Even in my gloomier moments I have never supposed that these liberal critics comprised the whole of the great British middle class, still less of middle-class women. They are a narrow (though disproportionately influential) social group within the larger middle class. They have different economic interests from other groups within that class — notably, the celebrated C2’s, small business owners, provincial and rural professional people, etc. Their social attitudes tend to be very liberal and so are difficult to reconcile with even the modernizers’ version of conservatism. And a strategy aimed mainly at winning their support is likely to compel the party to remain silent on a number of issues important to its natural supporters and marginal admirers in Middle England — everything in fact from multiculturalism to Jonathan Ross. Such a strategy is therefore likely to alienate other and maybe more numerous target Tories — some in the larger middle class and, increasingly, some blue-collar workers.

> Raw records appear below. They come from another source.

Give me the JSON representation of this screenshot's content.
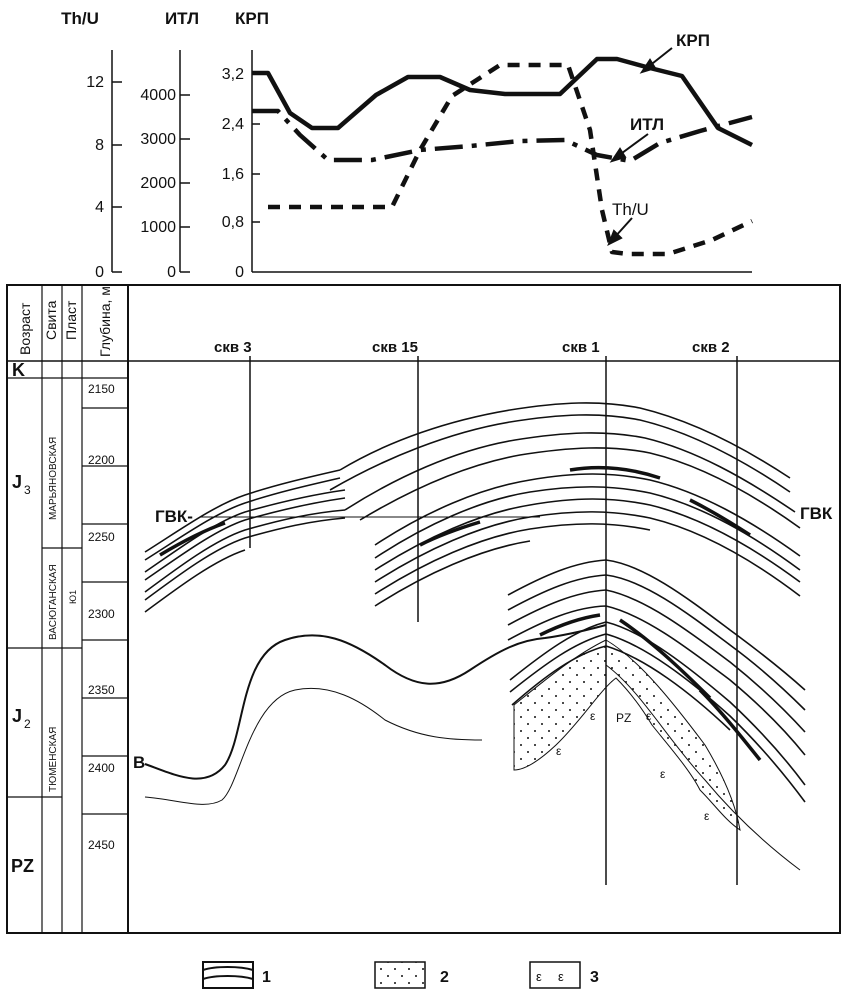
{
  "top_chart": {
    "axes": [
      {
        "label": "Th/U",
        "ticks": [
          "0",
          "4",
          "8",
          "12"
        ]
      },
      {
        "label": "ИТЛ",
        "ticks": [
          "0",
          "1000",
          "2000",
          "3000",
          "4000"
        ]
      },
      {
        "label": "КРП",
        "ticks": [
          "0",
          "0,8",
          "1,6",
          "2,4",
          "3,2"
        ]
      }
    ],
    "series_labels": [
      "КРП",
      "ИТЛ",
      "Th/U"
    ]
  },
  "chart_data": {
    "type": "line",
    "series": [
      {
        "name": "КРП",
        "values": [
          3.2,
          3.2,
          2.65,
          2.5,
          2.5,
          2.9,
          3.1,
          3.1,
          3.0,
          2.95,
          2.95,
          3.3,
          3.3,
          3.2,
          3.05,
          2.6,
          2.4
        ]
      },
      {
        "name": "ИТЛ",
        "values": [
          2600,
          2600,
          2550,
          2000,
          1800,
          1800,
          1950,
          2050,
          2150,
          2200,
          2250,
          1900,
          1900,
          2050,
          2150,
          2400,
          2600
        ]
      },
      {
        "name": "Th/U",
        "values": [
          2,
          2,
          2,
          2,
          3.8,
          9,
          12.5,
          12.5,
          12.5,
          4,
          0.3,
          0.3,
          0.5,
          1.4,
          2.6,
          3.3
        ]
      }
    ]
  },
  "section": {
    "columns": [
      "Возраст",
      "Свита",
      "Пласт",
      "Глубина, м"
    ],
    "ages": [
      "K",
      "J3",
      "J2",
      "PZ"
    ],
    "age_sub": "3",
    "age_sub2": "2",
    "age_letter": "J",
    "suites": [
      "МАРЬЯНОВСКАЯ",
      "ВАСЮГАНСКАЯ",
      "ТЮМЕНСКАЯ"
    ],
    "plast": "Ю1",
    "depths": [
      "2150",
      "2200",
      "2250",
      "2300",
      "2350",
      "2400",
      "2450"
    ],
    "wells": [
      "скв 3",
      "скв 15",
      "скв 1",
      "скв 2"
    ],
    "labels": {
      "gvk_left": "ГВК-",
      "gvk_right": "ГВК",
      "b": "В",
      "pz": "PZ"
    }
  },
  "legend": [
    "1",
    "2",
    "3"
  ]
}
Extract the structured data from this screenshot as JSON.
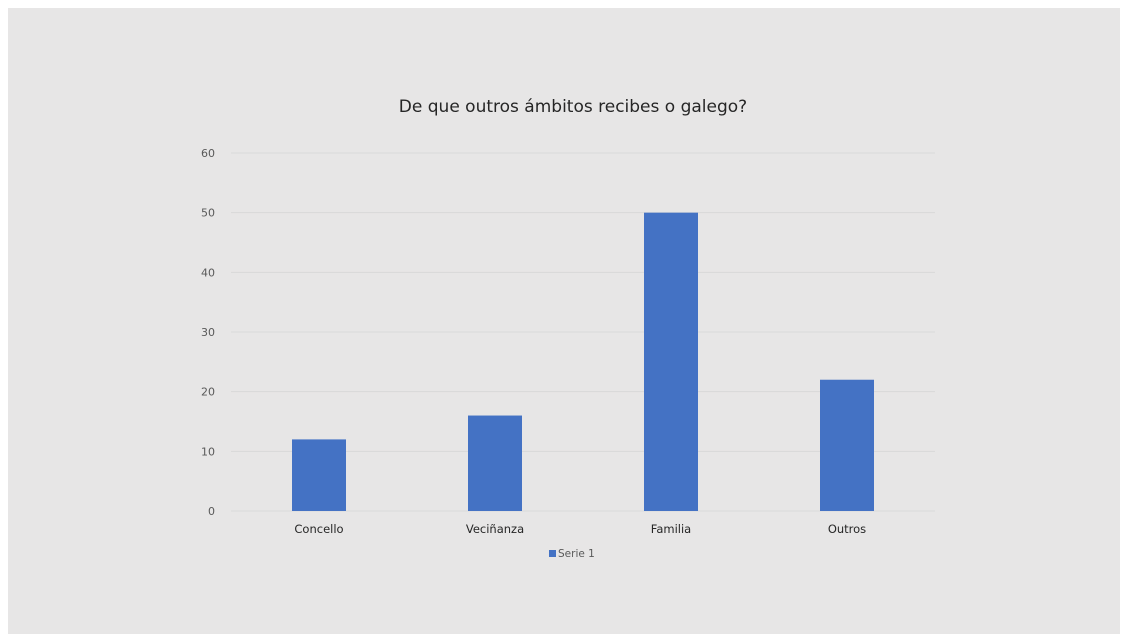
{
  "chart_data": {
    "type": "bar",
    "title": "De que outros ámbitos recibes o galego?",
    "categories": [
      "Concello",
      "Veciñanza",
      "Familia",
      "Outros"
    ],
    "series": [
      {
        "name": "Serie 1",
        "values": [
          12,
          16,
          50,
          22
        ],
        "color": "#4472c4"
      }
    ],
    "ylim": [
      0,
      60
    ],
    "yticks": [
      0,
      10,
      20,
      30,
      40,
      50,
      60
    ],
    "xlabel": "",
    "ylabel": "",
    "grid": true,
    "legend_position": "bottom"
  },
  "colors": {
    "background": "#e7e6e6",
    "gridline": "#d9d9d9",
    "bar": "#4472c4"
  }
}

Reihan Salam and my colleague Ramesh Ponnuru sketch out a strategy whereby the Republicans might win over the American equivalents of these voters in the issue of National Review that contains my own article. With appropriate adjustments such a strategy should at least be part of the overall Tory approach at the next election. (It certainly needs extra appeal.)

I know from a previous passage of arms that you were skeptical of this idea in the past. But the signs of conservative working class voters drifting from Labour to the BNP — paralleling the 2005 drift of Labour voters to the Lib-Dems — suggests that we should revisit this question. Otherwise we risk creating inadvertently the division of the French Right between the respectable right and the National Front that Mitterrand encouraged deliberately to keep any sort of conservatism out of power. That would be bad for the Tories, of course, but it would be far worse for Britain.

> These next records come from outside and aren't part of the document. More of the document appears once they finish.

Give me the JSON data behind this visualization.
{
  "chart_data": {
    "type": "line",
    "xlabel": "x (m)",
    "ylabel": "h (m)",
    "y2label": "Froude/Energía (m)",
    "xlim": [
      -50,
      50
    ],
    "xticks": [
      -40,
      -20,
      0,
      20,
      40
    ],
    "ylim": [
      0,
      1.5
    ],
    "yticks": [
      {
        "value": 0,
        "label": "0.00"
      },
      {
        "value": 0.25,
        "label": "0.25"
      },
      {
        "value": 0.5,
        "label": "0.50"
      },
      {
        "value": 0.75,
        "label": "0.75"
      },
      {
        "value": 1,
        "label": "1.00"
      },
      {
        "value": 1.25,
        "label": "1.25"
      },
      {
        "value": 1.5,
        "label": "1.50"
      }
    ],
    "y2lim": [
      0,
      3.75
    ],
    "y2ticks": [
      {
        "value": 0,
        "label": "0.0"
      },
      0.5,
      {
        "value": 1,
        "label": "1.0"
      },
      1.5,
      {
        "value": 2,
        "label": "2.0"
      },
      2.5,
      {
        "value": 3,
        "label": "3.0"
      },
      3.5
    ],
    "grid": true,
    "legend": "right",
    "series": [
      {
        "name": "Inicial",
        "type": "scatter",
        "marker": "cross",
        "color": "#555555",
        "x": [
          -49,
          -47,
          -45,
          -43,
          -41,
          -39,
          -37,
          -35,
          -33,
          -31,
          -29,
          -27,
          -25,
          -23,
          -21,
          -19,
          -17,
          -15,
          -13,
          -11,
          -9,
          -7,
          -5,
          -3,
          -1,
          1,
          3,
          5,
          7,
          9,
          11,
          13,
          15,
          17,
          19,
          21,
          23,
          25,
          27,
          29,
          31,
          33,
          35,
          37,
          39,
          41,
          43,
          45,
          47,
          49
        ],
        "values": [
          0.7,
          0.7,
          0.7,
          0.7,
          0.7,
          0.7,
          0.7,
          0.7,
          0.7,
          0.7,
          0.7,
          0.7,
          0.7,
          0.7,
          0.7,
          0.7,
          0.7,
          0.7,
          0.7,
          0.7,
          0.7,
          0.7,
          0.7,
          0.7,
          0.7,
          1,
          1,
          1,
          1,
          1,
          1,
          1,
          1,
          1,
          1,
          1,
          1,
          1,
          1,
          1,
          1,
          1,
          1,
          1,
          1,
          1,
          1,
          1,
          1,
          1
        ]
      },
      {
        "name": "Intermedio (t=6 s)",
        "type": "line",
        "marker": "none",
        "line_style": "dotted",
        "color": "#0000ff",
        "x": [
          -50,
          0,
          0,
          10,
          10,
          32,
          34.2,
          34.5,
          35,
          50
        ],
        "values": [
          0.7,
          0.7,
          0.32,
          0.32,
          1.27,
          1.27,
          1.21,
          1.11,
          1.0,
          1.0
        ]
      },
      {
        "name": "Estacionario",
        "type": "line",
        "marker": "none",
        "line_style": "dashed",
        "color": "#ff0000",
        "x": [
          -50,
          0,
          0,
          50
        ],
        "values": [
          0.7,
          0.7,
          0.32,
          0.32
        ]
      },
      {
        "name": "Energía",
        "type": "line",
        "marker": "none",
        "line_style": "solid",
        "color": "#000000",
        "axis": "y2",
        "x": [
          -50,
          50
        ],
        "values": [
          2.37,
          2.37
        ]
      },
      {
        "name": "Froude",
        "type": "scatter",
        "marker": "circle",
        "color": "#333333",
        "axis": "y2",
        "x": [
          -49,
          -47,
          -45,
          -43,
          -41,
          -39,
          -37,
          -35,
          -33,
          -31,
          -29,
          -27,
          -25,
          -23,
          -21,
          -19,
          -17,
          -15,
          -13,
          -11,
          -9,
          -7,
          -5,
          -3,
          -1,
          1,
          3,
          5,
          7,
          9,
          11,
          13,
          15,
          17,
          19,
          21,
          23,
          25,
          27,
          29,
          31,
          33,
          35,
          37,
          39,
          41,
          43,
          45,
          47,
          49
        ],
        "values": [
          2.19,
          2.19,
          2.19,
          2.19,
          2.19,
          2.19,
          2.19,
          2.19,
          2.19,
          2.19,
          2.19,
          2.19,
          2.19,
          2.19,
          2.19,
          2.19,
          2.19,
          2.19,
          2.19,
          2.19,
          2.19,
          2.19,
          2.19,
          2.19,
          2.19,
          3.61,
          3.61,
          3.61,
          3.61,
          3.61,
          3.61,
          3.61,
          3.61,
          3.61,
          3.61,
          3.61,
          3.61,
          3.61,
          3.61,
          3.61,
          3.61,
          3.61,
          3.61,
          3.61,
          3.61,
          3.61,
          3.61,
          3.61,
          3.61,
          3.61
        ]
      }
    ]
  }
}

To be sure, such an approach would be only part of any new Tory strategy. We need new thinking — and sometimes tougher (AKA nasty) thinking across the board. Fortunately for the Tories the financial crisis has created an atmosphere in which the hard decisions that Cameronism avoided (not unreasonably) when prosperity looked permanent and “niceness” was a risk-free option can be restored to the agenda. And though you depict me as devoted to an “ideologically rigid” Thatcherism in an aside, my main positive argument in a (largely critical) article was to endorse a reformism that would start with examining the problems rather than with consulting a doctrine. I simply didn’t think the Cameron project was such a program — though it’s still a long way to the next election — and I did and do think that the intellectual resources of the broad Tory tradition are from exhausted.

Well, that seems to be that, except, oh, Daniel, I was going to add some points you had unaccountably neglected to rebut.

Okay, let’s see — the mid-2007 opinion polls eighteen months into Cameron’s leadership showed the Tories becalmed in the mid-thirties, exactly where they had been when he was elected, and little or no sign of detoxification . . . voters only really paid attention to the Tories after Brown’s bottling on the election . . . that was when the Tories had shifted slightly rightwards, and their ratings rose to the upper forties and stayed there for the best part of a year. . . their disappointing performance in the polls since the financial crisis began in earnest is probably explained by the voters’ suspicion that they’re not quite serious enough for Armageddon . . . and . . .  but I seem to hear the cry: Sir, you have delighted us enough.

After the NR article and this longer-than-intended screed, I am happy to leave it at that. If you wish to respond further, Daniel, you are more than entitled to do so. I will grin and bear it.

Afterwards, I would like to continue the conversation over a dinner. For the moment, though, I am hanging up my quill.